Doğuya doğru ilerlemeye mecbur olan Avrupa, Ukrayna ile duracak mı? Kazakistan ve Ukrayna’da en aktif ülkelerden biri İngiltere’dir. Batı’nın Doğu’ya doğru ilerlemesi sadece NATO ile sınırlı kalmayacaktır. Bunun için kolayca harcayabilecekleri ülkeler olarak gördükleri Türkiye, Suriye, Irak, Kıbrıs, İran ve Türk devletleri hedefler arasındadır.

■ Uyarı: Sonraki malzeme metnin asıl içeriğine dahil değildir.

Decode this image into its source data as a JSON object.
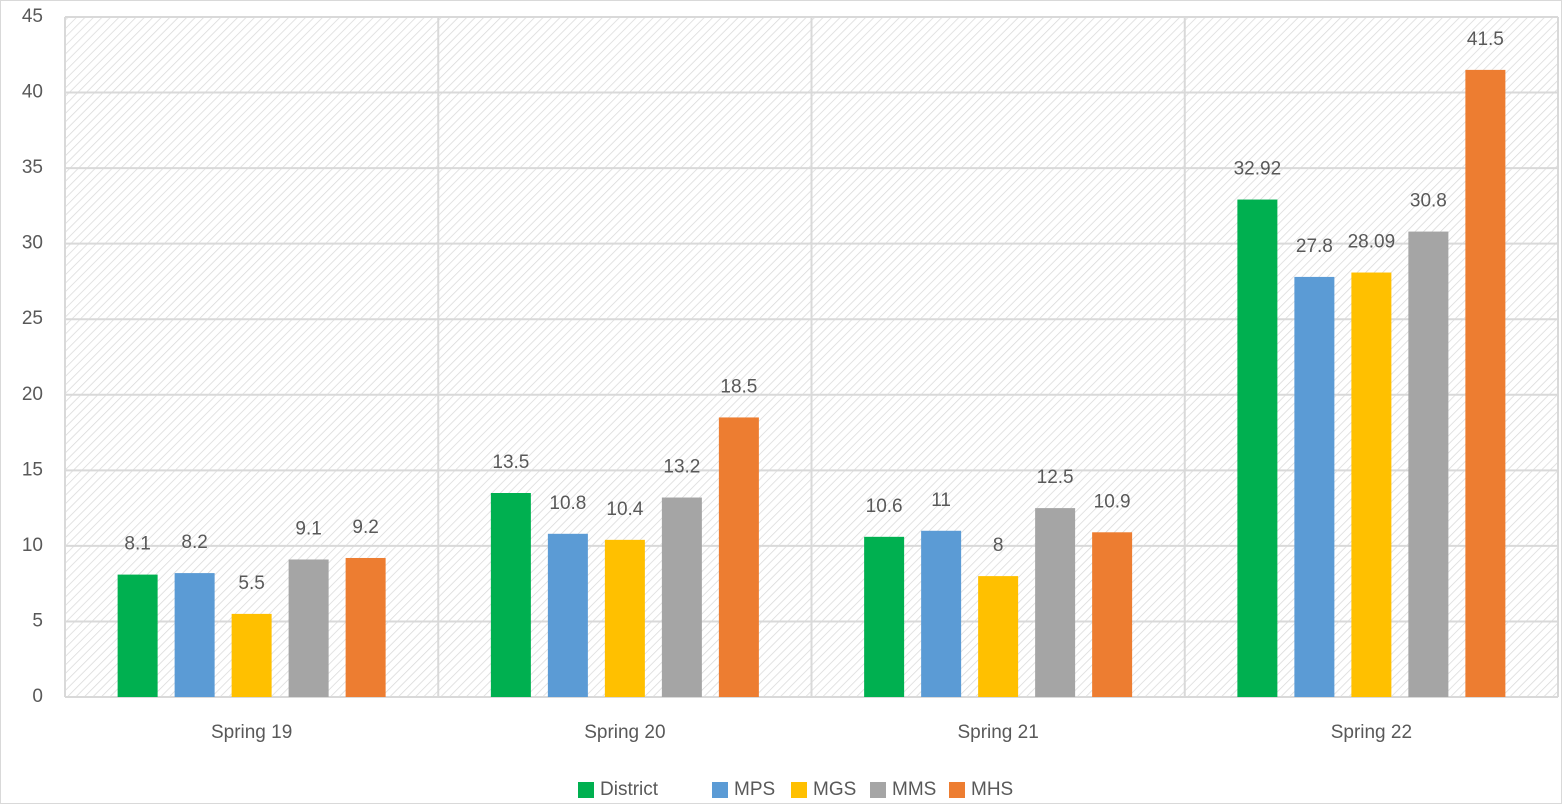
{
  "chart_data": {
    "type": "bar",
    "categories": [
      "Spring 19",
      "Spring 20",
      "Spring 21",
      "Spring 22"
    ],
    "series": [
      {
        "name": "District",
        "color": "#00b050",
        "values": [
          8.1,
          13.5,
          10.6,
          32.92
        ]
      },
      {
        "name": "MPS",
        "color": "#5b9bd5",
        "values": [
          8.2,
          10.8,
          11,
          27.8
        ]
      },
      {
        "name": "MGS",
        "color": "#ffc000",
        "values": [
          5.5,
          10.4,
          8,
          28.09
        ]
      },
      {
        "name": "MMS",
        "color": "#a5a5a5",
        "values": [
          9.1,
          13.2,
          12.5,
          30.8
        ]
      },
      {
        "name": "MHS",
        "color": "#ed7d31",
        "values": [
          9.2,
          18.5,
          10.9,
          41.5
        ]
      }
    ],
    "ylim": [
      0,
      45
    ],
    "yticks": [
      0,
      5,
      10,
      15,
      20,
      25,
      30,
      35,
      40,
      45
    ],
    "grid": true,
    "legend": "bottom"
  }
}
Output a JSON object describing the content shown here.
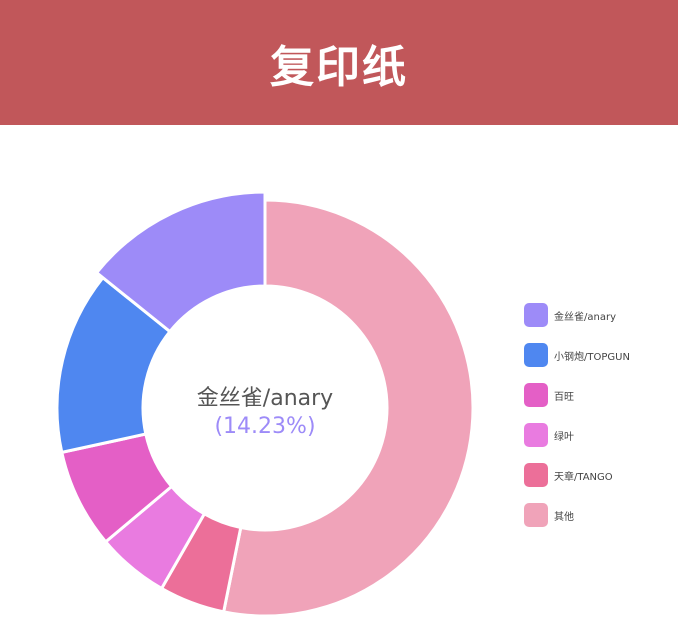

Rusya’nın yaptığı işgal ortadadır. Asla tasvip edilecek bir tarafı olamaz. Suriye üzerinden gelen göçmenleri kabul etmeyen Batı, Ukrayna göçmenlerine kapılarını sonuna kadar açtı. Ukrayna kurulduğunda doğan çocuklar ve Batı’nın yaşlı nüfusu düşünüldüğünde Batı’nın hiç de masum olmayan sinsi bir oyunu var sanki. Ukraynalı, eğitimli, becerikli, genç ve kültürel bağları olan mültecileri seve seve alıp kullanacaktır. Rusya ve Ukrayna kaybederken Batı kazanmak için Ukrayna’yı harcadı.